Enfin, Myriam Cantin et Christis Demetriades, abordent les modalités du travail en réseau mis en place sous le titre de Groupe Interinstitutionnel Clinique (GIC). Ils rendent compte des aléas de la construction d’un tel groupe qui soutient un réseau local de santé mentale, y compris ses moments de crise, pour ensuite tenter de dégager les facteurs de sa continuité dans le temps.
Ce bref sommaire montre bien que l’appui sur les réalités cliniques est un fondement essentiel du propos de ces praticiens qui témoignent de leur engagement éthique tout autant que des difficultés qu’ils ont dû traverser pour accomplir leur fonction. Les nombreuses situations cliniques rapportées dans cet ouvrage permettent de bien comprendre la complexité de cette clinique de souffrance d’exclusion qui relève aussi de celle de l’agir adolescent avec souvent des éléments psychosomatiques.
L’intérêt de ce livre ne se réduit pas à la richesse de la clinique rapportée. L’élaboration théorique et méthodologique s’est imposée à tous comme le meilleur garant d’une intervention juste et efficiente. Le lecteur trouvera donc au fil des articles certains concepts du référentiel psychanalytique retravaillés pour leur pertinence dans ce travail de l’intersubjectivité au quotidien : souffrances d’exclusion, narcissiques et identitaires, inter-transfert, transfert sur le cadre, dispositifs orioplastiques, analyse transitionnelle, transitionnalité, besoin, demande, désir. Evoquer ce référentiel fait allusion autant à un corpus qu’à un positionnement éthique, celui inspiré de la psychanalyse à laquelle un psychologue ou un travailleur social peut se référer sans pour autant la pratiquer, mais comme fondant une exigence professionnelle. Et celle-ci comporte indéniablement une dimension politique puisqu’elle concerne la prise en compte de la vie psychique et des liens intersubjectifs dans la cité.

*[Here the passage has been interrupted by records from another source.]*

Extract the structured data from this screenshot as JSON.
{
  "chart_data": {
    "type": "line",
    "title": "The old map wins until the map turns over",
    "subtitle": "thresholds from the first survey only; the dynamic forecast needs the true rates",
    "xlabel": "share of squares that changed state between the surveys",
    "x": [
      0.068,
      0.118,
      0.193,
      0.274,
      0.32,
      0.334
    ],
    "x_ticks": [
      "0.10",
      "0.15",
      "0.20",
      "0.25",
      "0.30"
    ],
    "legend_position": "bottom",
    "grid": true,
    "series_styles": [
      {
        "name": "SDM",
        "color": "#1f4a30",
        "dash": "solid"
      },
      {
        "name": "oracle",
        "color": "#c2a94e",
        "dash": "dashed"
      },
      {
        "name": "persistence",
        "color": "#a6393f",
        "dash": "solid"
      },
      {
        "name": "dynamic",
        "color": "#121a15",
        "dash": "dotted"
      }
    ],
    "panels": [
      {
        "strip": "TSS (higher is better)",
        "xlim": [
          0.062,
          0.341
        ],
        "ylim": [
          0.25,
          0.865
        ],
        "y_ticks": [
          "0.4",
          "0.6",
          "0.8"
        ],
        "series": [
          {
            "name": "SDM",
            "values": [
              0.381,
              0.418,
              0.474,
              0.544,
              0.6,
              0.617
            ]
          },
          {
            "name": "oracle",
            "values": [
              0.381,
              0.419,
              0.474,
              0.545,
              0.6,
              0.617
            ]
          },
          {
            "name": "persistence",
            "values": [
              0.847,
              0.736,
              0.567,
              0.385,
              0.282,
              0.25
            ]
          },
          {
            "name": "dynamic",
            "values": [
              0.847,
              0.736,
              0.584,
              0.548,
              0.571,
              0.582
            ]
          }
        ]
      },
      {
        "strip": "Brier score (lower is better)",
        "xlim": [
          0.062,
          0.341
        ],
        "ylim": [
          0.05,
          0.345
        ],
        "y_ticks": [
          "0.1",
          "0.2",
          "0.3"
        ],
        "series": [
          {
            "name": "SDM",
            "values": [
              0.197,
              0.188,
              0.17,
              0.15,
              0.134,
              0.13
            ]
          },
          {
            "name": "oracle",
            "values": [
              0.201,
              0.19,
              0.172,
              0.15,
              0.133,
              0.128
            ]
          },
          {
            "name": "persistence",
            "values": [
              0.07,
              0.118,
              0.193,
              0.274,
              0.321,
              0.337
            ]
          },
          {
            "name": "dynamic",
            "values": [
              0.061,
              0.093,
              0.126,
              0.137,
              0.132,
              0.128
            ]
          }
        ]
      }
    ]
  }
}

Pour conclure, disons que ce livre répond à une triple exigence :
- Témoigner de la fécondité d’une pratique clinique spécifique pour en assurer la continuité et en proposer une modélisation.
- Élaborer avec rigueur le bricolage d’une créativité nécessaire aux ajustements imposés par les évolutions sociales et psychopathologiques.
- Transmettre une expérience professionnelle en rendant compte de ses fondements tout en revisitant les questionnements à l’œuvre depuis les débuts.
En acceptant de quitter le cadre classique de la consultation et de la psychothérapie pour intervenir auprès de jeunes femmes et hommes en grande difficulté sociale et psychique dans des dispositifs relevant de l’action sociale et non de la santé, ces psychologues ont pris en compte ces nouvelles formes de souffrance psychique, comme d’autres l’ont fait en s’engageant dans ces cliniques « hors les murs » de l’action humanitaire ou de la précarité, contribuant, à l’instar de l’extension de la psychanalyse qui s’est déployée « hors divan » ces dernières décennies, à l’élargissement de la pratique professionnelle du psychologue.
Nul doute que ce livre peut constituer un repère pour ceux et celles qui ont le désir de se risquer dans ce type de clinique.